The Economist.
In January, the already fevered world of artificial intelligence
was rocked with the arrival of a new frontier model from a hitherto unknown Chinese company.
Deepseek.
A game-changing move that does not come from Open AI, Google or Meta.
Technology shares on Wall Street have fallen sharply in response to the emergence of a low-cost chatbot
built by a Chinese artificial intelligence firm.
It's called Deepseek, and its biggest advantage, analysts say,
is that it can operate at a lower cost than American AI models like Chat GPT.
It's already the top download in the Apple Store.
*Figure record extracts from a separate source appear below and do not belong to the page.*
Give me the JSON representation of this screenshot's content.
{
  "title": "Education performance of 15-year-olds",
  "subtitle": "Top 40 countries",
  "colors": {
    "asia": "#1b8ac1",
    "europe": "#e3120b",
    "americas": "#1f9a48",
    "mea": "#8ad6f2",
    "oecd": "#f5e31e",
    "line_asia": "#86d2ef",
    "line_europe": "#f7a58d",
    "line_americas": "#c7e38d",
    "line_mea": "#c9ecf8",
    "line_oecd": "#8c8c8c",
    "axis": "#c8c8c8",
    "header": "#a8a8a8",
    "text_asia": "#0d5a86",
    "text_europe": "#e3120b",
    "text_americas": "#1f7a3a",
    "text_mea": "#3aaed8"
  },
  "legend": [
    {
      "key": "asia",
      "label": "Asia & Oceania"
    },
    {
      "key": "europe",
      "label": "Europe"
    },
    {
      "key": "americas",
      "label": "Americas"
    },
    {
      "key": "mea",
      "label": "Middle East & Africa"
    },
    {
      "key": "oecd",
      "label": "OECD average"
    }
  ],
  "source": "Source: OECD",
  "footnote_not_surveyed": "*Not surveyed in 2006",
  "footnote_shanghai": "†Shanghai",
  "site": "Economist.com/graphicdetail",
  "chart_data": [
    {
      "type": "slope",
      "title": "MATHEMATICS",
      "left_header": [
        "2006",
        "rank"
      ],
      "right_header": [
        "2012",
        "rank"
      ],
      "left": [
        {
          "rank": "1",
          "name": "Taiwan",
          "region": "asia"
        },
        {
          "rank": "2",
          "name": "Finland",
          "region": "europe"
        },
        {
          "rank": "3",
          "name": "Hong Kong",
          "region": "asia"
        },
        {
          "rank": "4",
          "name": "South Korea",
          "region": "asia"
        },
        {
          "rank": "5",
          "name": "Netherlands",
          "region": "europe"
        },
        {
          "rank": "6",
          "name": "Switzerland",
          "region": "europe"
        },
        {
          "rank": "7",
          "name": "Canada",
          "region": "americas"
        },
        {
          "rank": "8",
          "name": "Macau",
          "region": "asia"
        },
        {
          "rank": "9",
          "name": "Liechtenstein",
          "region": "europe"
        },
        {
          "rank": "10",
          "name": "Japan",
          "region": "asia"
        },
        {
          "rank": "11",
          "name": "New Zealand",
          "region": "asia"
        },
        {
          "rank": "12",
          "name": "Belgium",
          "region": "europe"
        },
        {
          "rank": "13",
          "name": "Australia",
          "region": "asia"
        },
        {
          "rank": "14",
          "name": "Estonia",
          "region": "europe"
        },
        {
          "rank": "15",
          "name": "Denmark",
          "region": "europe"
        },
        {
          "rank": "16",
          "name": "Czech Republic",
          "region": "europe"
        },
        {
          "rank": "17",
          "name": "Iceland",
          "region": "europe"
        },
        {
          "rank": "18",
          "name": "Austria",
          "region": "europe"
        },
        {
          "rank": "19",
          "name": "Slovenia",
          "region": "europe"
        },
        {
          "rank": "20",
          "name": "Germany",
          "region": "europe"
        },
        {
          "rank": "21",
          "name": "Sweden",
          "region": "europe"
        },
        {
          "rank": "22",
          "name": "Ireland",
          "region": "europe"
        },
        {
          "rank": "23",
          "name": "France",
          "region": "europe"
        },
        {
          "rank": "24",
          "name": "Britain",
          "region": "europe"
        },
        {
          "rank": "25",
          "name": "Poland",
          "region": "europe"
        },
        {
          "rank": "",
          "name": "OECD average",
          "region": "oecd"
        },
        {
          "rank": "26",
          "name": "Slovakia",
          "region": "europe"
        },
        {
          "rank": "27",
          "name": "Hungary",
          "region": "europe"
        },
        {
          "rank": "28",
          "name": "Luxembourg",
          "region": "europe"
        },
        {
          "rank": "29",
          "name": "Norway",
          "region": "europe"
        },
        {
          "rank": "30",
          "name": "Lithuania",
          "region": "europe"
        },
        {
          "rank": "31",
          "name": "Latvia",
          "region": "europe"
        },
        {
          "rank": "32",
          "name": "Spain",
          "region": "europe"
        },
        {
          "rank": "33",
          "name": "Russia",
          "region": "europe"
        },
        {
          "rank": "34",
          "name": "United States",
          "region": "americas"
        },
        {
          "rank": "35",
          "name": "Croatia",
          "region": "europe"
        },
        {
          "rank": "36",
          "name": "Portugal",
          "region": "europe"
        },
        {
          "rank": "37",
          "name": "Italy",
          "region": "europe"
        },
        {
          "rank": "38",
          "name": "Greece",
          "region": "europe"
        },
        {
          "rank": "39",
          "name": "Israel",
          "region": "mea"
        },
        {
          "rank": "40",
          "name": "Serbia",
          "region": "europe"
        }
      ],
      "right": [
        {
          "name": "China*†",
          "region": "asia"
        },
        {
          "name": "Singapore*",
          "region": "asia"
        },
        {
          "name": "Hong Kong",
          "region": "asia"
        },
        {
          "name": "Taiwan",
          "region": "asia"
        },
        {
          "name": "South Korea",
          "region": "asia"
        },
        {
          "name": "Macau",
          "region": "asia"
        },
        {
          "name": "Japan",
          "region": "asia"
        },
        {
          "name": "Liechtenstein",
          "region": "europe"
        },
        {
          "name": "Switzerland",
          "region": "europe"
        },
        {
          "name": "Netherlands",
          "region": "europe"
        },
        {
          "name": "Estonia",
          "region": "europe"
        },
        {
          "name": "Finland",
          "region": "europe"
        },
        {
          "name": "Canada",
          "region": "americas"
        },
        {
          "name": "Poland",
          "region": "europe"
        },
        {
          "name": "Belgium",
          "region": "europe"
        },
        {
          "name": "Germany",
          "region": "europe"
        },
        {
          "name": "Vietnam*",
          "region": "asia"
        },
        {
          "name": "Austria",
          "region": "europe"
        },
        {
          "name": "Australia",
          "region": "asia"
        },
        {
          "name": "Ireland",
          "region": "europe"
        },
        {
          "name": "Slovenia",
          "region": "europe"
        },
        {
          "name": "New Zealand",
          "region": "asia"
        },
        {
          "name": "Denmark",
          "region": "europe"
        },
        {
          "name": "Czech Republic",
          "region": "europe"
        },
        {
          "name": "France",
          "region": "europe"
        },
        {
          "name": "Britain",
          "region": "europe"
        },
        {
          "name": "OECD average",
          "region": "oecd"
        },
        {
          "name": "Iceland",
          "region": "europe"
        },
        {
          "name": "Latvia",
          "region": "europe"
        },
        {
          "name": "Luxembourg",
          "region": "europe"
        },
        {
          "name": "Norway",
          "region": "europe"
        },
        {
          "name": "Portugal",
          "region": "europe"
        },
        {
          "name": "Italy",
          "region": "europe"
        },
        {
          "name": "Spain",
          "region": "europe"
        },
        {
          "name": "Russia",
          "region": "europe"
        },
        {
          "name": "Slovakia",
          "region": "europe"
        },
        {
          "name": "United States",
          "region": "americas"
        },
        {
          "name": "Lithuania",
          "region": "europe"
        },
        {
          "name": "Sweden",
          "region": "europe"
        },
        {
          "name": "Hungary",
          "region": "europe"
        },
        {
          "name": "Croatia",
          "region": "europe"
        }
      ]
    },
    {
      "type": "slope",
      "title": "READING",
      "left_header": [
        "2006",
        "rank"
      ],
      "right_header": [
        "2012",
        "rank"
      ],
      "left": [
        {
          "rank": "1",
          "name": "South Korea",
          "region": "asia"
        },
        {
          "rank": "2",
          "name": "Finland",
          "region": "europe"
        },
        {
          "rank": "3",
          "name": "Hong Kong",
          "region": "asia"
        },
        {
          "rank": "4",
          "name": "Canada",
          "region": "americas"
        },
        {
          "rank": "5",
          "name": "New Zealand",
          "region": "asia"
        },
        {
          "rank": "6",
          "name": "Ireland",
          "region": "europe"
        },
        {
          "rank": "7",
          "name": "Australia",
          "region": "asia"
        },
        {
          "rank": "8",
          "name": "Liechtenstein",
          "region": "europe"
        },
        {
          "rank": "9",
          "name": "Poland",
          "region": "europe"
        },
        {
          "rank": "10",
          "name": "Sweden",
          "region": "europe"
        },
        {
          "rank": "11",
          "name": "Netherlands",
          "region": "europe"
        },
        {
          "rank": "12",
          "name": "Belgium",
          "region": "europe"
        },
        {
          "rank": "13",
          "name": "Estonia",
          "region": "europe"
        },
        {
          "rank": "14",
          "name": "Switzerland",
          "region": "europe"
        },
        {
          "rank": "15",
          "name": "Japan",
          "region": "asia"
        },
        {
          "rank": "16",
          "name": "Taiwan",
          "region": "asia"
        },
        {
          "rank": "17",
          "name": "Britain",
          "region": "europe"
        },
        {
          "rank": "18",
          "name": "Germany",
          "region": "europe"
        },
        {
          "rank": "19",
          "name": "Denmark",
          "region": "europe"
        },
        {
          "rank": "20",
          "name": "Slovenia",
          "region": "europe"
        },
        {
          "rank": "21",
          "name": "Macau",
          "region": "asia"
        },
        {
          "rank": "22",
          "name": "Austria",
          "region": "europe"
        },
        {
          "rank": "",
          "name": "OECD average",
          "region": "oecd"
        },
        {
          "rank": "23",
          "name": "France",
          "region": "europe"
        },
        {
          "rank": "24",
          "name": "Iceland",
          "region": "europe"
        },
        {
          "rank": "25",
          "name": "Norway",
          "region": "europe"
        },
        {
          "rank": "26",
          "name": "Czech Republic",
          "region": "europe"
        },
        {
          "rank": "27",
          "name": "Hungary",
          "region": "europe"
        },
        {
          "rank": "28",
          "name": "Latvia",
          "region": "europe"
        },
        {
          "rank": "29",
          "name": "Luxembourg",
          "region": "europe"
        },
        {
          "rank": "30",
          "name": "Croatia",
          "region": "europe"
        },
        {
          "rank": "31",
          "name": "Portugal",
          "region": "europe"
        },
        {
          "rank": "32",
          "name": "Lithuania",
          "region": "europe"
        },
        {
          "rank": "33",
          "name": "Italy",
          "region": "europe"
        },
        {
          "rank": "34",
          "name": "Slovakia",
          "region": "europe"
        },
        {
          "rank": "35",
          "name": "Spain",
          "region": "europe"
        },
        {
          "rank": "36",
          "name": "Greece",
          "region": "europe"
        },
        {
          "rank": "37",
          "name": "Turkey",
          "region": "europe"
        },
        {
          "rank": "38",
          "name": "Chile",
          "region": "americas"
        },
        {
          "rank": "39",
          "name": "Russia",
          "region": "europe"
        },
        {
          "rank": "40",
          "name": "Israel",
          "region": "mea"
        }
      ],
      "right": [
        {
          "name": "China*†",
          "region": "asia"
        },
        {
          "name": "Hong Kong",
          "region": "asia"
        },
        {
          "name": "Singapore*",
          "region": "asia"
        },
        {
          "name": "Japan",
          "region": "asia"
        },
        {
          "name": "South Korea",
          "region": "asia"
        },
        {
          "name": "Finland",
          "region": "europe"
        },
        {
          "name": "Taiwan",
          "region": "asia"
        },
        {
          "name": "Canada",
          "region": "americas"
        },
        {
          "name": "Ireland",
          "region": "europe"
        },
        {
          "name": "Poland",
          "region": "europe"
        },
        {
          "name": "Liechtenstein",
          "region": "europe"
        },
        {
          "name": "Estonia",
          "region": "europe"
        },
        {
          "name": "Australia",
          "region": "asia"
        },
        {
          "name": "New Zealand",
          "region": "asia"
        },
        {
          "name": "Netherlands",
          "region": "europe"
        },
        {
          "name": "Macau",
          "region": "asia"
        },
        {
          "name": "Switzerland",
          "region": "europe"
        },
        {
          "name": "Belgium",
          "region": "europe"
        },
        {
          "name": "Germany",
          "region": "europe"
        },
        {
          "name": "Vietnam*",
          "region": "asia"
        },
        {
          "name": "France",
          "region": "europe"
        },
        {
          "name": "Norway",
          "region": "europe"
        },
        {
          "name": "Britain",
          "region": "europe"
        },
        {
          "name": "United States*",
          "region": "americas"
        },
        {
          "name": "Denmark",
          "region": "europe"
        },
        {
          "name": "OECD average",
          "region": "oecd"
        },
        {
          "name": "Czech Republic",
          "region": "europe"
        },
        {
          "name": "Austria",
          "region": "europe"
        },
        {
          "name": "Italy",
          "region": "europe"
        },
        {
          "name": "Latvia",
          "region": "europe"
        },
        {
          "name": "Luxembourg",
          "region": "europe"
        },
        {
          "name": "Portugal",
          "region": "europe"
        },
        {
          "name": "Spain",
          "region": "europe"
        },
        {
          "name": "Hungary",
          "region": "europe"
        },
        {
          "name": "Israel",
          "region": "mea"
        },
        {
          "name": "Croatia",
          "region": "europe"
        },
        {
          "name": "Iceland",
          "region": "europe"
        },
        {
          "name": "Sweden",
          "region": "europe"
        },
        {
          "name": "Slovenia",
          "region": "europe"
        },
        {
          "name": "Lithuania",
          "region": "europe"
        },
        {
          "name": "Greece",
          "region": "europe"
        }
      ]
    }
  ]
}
Almost overnight, it seemed that America's lead on this critical technology was being challenged.
Deepseek's R1 was a reasoning model,
as good as the best models built by Meta and not that far behind the big beasts of the American scene,
Open AI, Anthropic and Google Deepmind.
Plus, R1 was open source, so anyone could download, use, or tweak it as they liked.
Six months later, and the continued releases from Chinese labs show that Deepseek was not an aberration.
Despite attempts from both Donald Trump and Joe Biden before him to restrict AI development efforts,
Chinese firms have kept on producing frontier models.
They've done it by coming up with workarounds to US hardware bands
and focusing relentlessly on making their models as efficient as possible to build and to operate.